I am seeing some strangeness with the different rates... it seems like the m1, m5 and m15 rates are the wrong way around.
Metrics 3.0.1
Starting from a rate of 0 rpm, adding 60+ rpm (since the metric reporting involves a few requests per min)
timers:
{
http.requests:
{
count: 717,
max: 12.830905000000001,
mean: 0.08323803207810322,
min: 0.00041700000000000005,
p50: 0.0032900000000000004,
p75: 0.006025,
p95: 0.02296930000000001,
p98: 0.03605908,
p99: 0.9900917800000395,
p999: 12.830905000000001,
stddev: 0.8774492983815769,
m15_rate: 97.84780070301642,
m1_rate: 39.61643622214264,
m5_rate: 83.52638152649571,
mean_rate: 153.43836709106407,
duration_units: "seconds",
rate_units: "calls/minute"
},
Assuming the graph makes it through to the mailing list, you can see that the 15min average responds to the increased request load faster than the 1 min average which is slowest to respond.
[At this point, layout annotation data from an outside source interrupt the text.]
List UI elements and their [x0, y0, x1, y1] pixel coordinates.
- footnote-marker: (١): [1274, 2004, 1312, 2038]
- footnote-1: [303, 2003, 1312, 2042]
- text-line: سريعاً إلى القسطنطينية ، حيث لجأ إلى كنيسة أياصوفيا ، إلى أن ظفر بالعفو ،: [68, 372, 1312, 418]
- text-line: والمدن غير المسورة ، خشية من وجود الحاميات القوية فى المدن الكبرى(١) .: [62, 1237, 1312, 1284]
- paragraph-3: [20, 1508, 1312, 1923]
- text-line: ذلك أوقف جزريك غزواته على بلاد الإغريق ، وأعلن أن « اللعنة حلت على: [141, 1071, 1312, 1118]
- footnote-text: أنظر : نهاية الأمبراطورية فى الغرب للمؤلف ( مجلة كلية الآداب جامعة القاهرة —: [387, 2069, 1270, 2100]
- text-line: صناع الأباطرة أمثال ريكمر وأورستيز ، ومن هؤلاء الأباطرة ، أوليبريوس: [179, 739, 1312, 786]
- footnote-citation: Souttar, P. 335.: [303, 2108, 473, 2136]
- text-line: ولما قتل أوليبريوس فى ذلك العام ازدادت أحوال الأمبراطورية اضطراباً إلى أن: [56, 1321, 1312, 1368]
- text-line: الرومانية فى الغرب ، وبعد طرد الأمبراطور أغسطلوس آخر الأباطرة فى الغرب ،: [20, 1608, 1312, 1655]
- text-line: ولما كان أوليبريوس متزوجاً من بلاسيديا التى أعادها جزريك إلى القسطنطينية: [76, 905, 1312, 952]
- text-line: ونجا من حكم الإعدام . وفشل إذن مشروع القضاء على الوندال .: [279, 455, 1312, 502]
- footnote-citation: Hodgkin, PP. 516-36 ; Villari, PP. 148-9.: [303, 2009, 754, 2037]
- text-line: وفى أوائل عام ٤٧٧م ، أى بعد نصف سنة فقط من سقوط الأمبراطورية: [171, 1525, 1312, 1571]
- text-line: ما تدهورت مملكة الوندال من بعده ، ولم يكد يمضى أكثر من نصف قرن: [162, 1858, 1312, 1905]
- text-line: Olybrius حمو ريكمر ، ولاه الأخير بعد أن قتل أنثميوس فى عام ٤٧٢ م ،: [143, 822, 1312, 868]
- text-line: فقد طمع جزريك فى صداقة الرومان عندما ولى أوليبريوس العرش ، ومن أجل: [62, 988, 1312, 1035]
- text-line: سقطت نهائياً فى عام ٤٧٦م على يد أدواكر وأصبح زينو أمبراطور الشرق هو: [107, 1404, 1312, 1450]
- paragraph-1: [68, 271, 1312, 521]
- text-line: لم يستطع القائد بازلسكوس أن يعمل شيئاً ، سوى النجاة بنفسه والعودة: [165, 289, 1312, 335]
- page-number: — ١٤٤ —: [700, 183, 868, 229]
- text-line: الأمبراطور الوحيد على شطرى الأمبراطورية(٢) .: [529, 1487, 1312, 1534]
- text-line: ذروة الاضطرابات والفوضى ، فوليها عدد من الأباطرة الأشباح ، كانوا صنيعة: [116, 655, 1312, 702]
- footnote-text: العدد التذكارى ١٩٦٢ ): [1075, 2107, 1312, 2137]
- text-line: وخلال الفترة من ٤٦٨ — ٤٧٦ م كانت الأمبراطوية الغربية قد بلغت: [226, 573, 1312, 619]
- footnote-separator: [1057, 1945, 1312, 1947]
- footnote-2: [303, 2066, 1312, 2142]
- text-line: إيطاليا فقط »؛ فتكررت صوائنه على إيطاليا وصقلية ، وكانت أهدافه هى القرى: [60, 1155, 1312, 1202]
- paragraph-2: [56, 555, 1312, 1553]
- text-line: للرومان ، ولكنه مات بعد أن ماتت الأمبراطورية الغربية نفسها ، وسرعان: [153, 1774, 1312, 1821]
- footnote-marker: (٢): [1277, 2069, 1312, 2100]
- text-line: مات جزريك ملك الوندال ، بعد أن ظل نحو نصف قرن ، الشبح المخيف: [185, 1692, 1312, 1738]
After 5 minutes the m15 and m5 averages are the same:
timers:
{
http.requests:
{
count: 1073,
max: 10.389893,
mean: 0.034416146887159535,
min: 0.00041700000000000005,
p50: 0.002837,
p75: 0.004268500000000001,
p95: 0.019312649999999997,
p98: 0.026047239999999985,
p99: 0.034209150000000084,
p999: 10.388753155,
stddev: 0.5230684819414663,
m15_rate: 83.69251518764169,
m1_rate: 50.0368033558766,
m5_rate: 82.33652134806663,
mean_rate: 118.27674942776319,
duration_units: "seconds",
rate_units: "calls/minute"
},
Am I just mis-understanding these metrics or is there an incorrect constant in the exponentially weighted moving averages?